John Sullivan

No. 39
- Position: Safety

Personal information
- Born: July 28, 1981 (age 45) Waterloo, Ontario, Canada
- Listed height: 6 ft 1 in (1.85 m)
- Listed weight: 210 lb (95 kg)

Career information
- College: Waterloo
- CFL draft: 2004: 6th round, 51st overall pick

Career history
- 2005–2006: Winnipeg Blue Bombers
- Stats at CFL.ca

= John Sullivan (Canadian football) =

Canadian football player (born 1981)

John Sullivan (born July 28, 1981) is a Canadian former professional football player who was a safety for the Winnipeg Blue Bombers of the Canadian Football League (CFL). He was drafted by the Bombers in 2004, but he did not start playing with that team until 2005, remaining at University of Waterloo for his final year of eligibility. Sullivan obtained his degree at the University of Waterloo, and he holds the school record for most all-time tackles. He was inducted into the Hall of Fame in 2005. He was named to the OUA All-star 1st team in 2002, 2003, and 2004 and was awarded the Presidents Trophy as OUA Defensive Player of the Year in 2003. He was a CIS All Canadian for the 2003 and 2004 seasons.
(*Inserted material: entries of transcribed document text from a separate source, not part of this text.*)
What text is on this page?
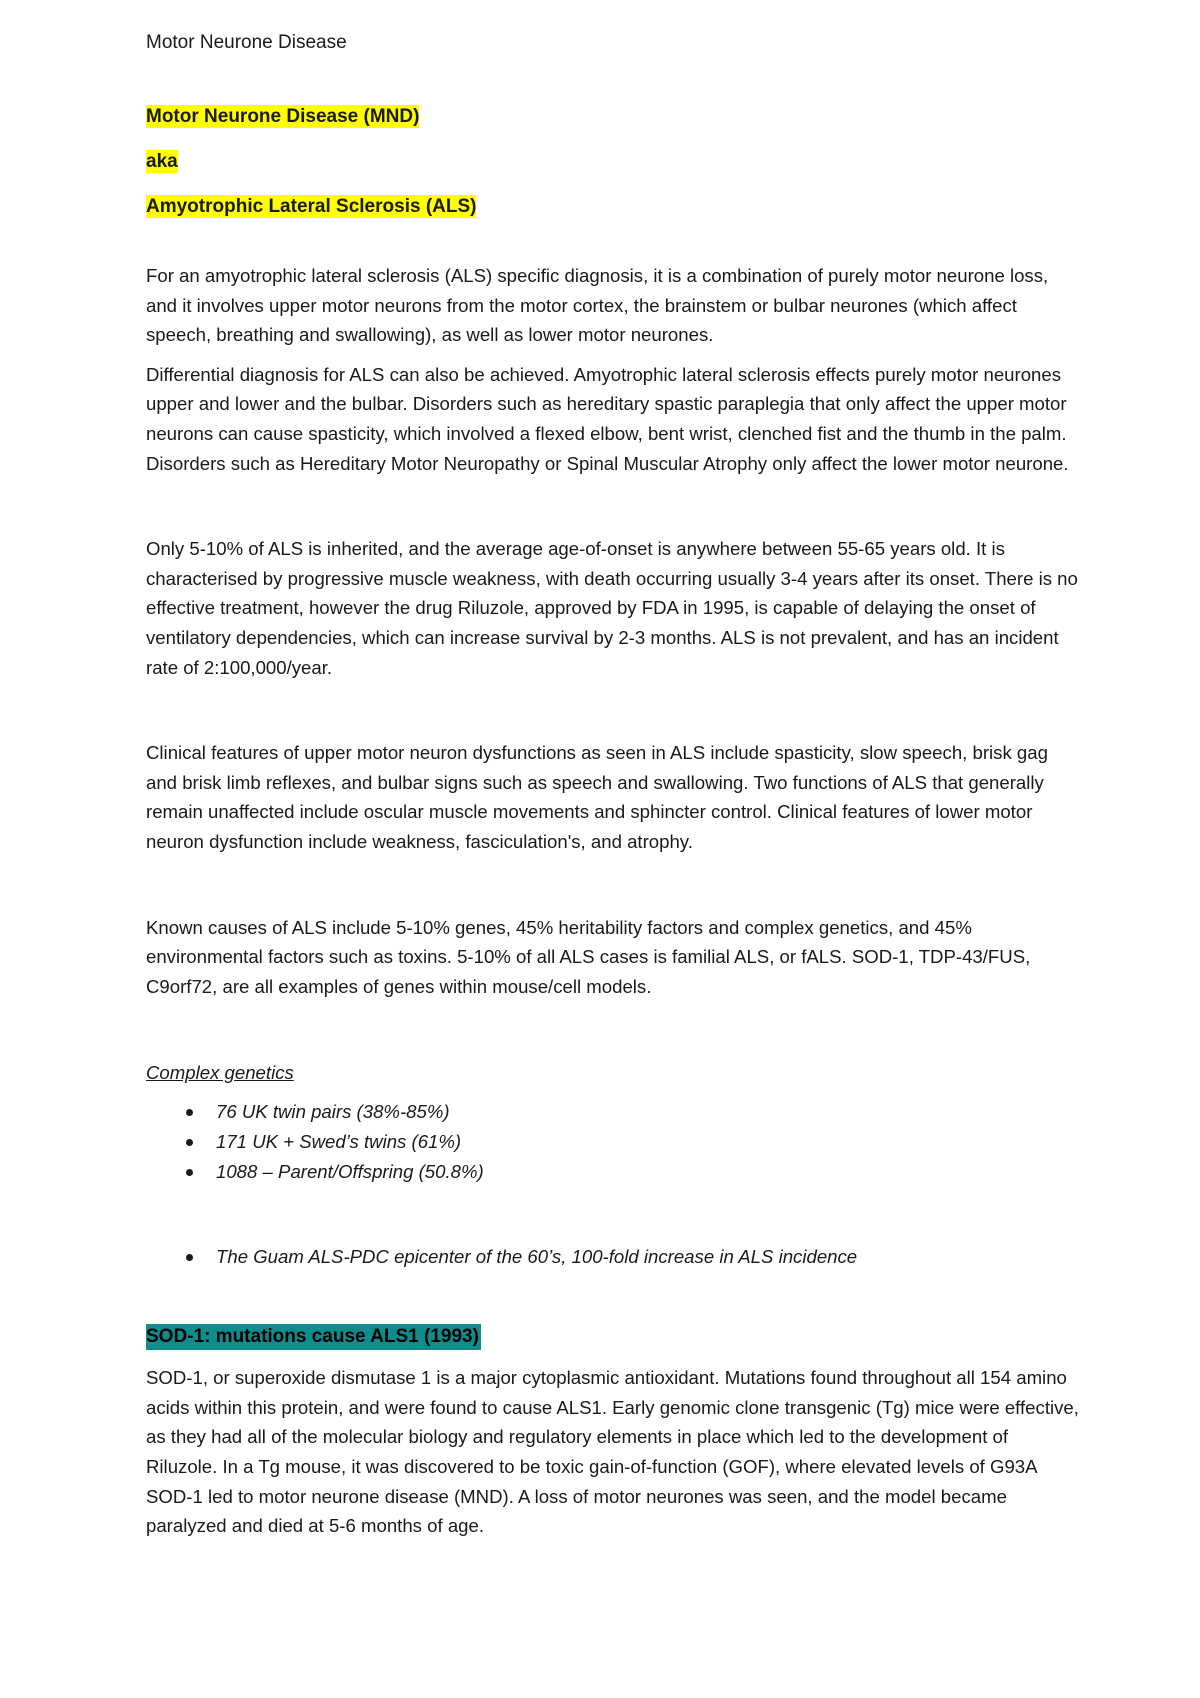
Motor Neurone Disease
Motor Neurone Disease (MND)
aka
Amyotrophic Lateral Sclerosis (ALS)

For an amyotrophic lateral sclerosis (ALS) specific diagnosis, it is a combination of purely motor neurone loss, and it involves upper motor neurons from the motor cortex, the brainstem or bulbar neurones (which affect speech, breathing and swallowing), as well as lower motor neurones.

Differential diagnosis for ALS can also be achieved. Amyotrophic lateral sclerosis effects purely motor neurones upper and lower and the bulbar. Disorders such as hereditary spastic paraplegia that only affect the upper motor neurons can cause spasticity, which involved a flexed elbow, bent wrist, clenched fist and the thumb in the palm. Disorders such as Hereditary Motor Neuropathy or Spinal Muscular Atrophy only affect the lower motor neurone.

Only 5-10% of ALS is inherited, and the average age-of-onset is anywhere between 55-65 years old. It is characterised by progressive muscle weakness, with death occurring usually 3-4 years after its onset. There is no effective treatment, however the drug Riluzole, approved by FDA in 1995, is capable of delaying the onset of ventilatory dependencies, which can increase survival by 2-3 months. ALS is not prevalent, and has an incident rate of 2:100,000/year.

Clinical features of upper motor neuron dysfunctions as seen in ALS include spasticity, slow speech, brisk gag and brisk limb reflexes, and bulbar signs such as speech and swallowing. Two functions of ALS that generally remain unaffected include oscular muscle movements and sphincter control. Clinical features of lower motor neuron dysfunction include weakness, fasciculation's, and atrophy.

Known causes of ALS include 5-10% genes, 45% heritability factors and complex genetics, and 45% environmental factors such as toxins. 5-10% of all ALS cases is familial ALS, or fALS. SOD-1, TDP-43/FUS, C9orf72, are all examples of genes within mouse/cell models.

Complex genetics
76 UK twin pairs (38%-85%)
171 UK + Swed’s twins (61%)
1088 – Parent/Offspring (50.8%)
The Guam ALS-PDC epicenter of the 60’s, 100-fold increase in ALS incidence
SOD-1: mutations cause ALS1 (1993)

SOD-1, or superoxide dismutase 1 is a major cytoplasmic antioxidant. Mutations found throughout all 154 amino acids within this protein, and were found to cause ALS1. Early genomic clone transgenic (Tg) mice were effective, as they had all of the molecular biology and regulatory elements in place which led to the development of Riluzole. In a Tg mouse, it was discovered to be toxic gain-of-function (GOF), where elevated levels of G93A SOD-1 led to motor neurone disease (MND). A loss of motor neurones was seen, and the model became paralyzed and died at 5-6 months of age.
Known to his teammates as "Sully" he started every football game in his five years at the University of Waterloo and was inducted into the Warrior Football Ring of Honour in 2021.

He played for the Blue Bombers as a back-up safety for three seasons 2005 and 2006 CFL seasons and 2007 season. He retired from pro football in the May 2008.

After retiring from football he became a secondary teacher and football coach. John lives with his wife Julia and two sons Jackson and Bennett in the Waterloo region.